Animal Crossing: Pocket Camp

Back Of Box Quote

“A game that would make Tom Nook proud.”

Type Of Game

Endlessly monetizable mobile game

Liked

Nice animal friends, cute music, interior decorating

Disliked

Capitalism

Developer

Nintendo

Platforms

iOS, Android

Release Date

October 25

Played

Over a week of picking fruit, catching bugs and fishing

Even if waiting is still the main element of Pocket Camp – waiting for new quests, for your furniture to finish, or for buildings to be constructed – it’s no longer required. You won’t have to reach a moment when you realise you can just close the game and walk away. If you’re out of quests you can use a Request Card. If the villager you want isn’t around, you can use a Calling Card rather than wait three hours. If you don’t want to wait for the fruit to regrow, you can use fertiliser. Most these items can be earned by completing villager requests, or finishing some daily quests. They can also be bought using Leaf Tickets, which you can buy with real money.

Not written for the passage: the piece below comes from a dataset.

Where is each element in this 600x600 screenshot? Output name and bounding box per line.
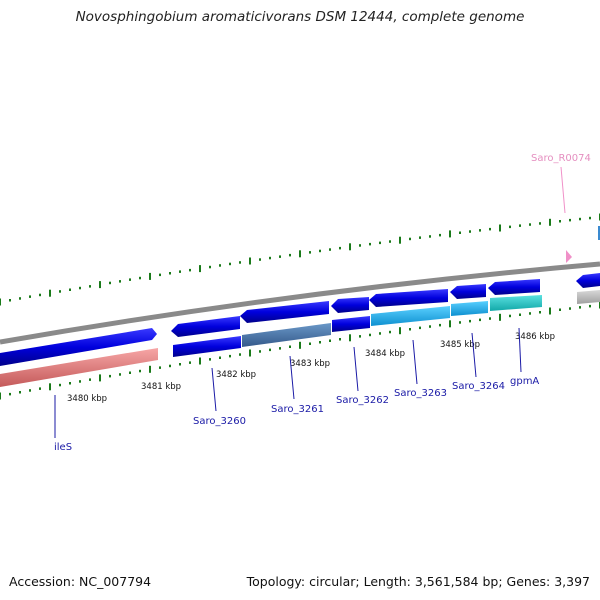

The money stuff makes an impact. I haven’t bought any Leaf Tickets, but the pressure to use them is always there. The game would just go by faster if I threw some money at it, and it’s impossible not to have this pop in your mind constantly while you’re playing.

Sure, in past Animal Crossing games you might always be thinking about how you just needed a few more Bells, but to be stressing about real US dollars while playing an Animal Crossing? It makes me a little sad.

I get my Leaf Tickets for free by leveling up, which will get you ten tickets, and through completing goals. I’ve managed to save up quite a few just by trying not to spend any, ever. I have my moments of weakness though. Sometimes I’ll log into the game, see that I still have another hour or two on the piece of furniture I want, and pay the Leaf Tickets instead of waiting. The more I spend time with it, these timers gnaw at my patience. Rather than being a respite from modern life, hidden away in the country, Pocket Camp feels like it’s also making demands of you. Do you want the cute bunny you just met to visit your camp? It’s too bad that one piece of furniture she wants takes eight hours to complete, huh? You know, if you used some Leaf Tickets, it wouldn’t have to.

I do keep logging into Pocket Camp. Even if there’s so much that I find stressful about the game, it’s still Animal Crossing. There are still quirky animals that I want to make happy, there’s still a place to decorate and make my own, and there’s still clothing to collect and turn into outfits.

I can’t make myself ignore all the notification, timers and ads for Leaf Tickets all the time. There are moments when I do forget about them, and those moments make me love the game. Sometimes when you finish a quest, Pocket Camp will show you a quick animation of you and that villager doing something with the item you gave them. You could be making a seashell necklace with Apollo, a grouchy eagle. Or you could be having a fish fry with Rosie, a cute cat. Beau, a fashionable deer, could set up some easels for the two of you to do still lifes. I feel a real affection for these animals. Every time I get one of these animations, I take a screenshot.

Pocket Camp doesn’t feel like it’s about those quiet, simple moments. It’s about my time and my money, and the way the game keeps asking me to spend more of each. It’s manipulation and materialism. I’m being drawn into this just to accumulate stuff, and to optimise the ways I can earn in-game money to pay for more stuff.

Maybe at it’s heart, Animal Crossing was always about that, and in this stripped down state I’m seeing it clearly for the first time. I liked pretending that it wasn’t.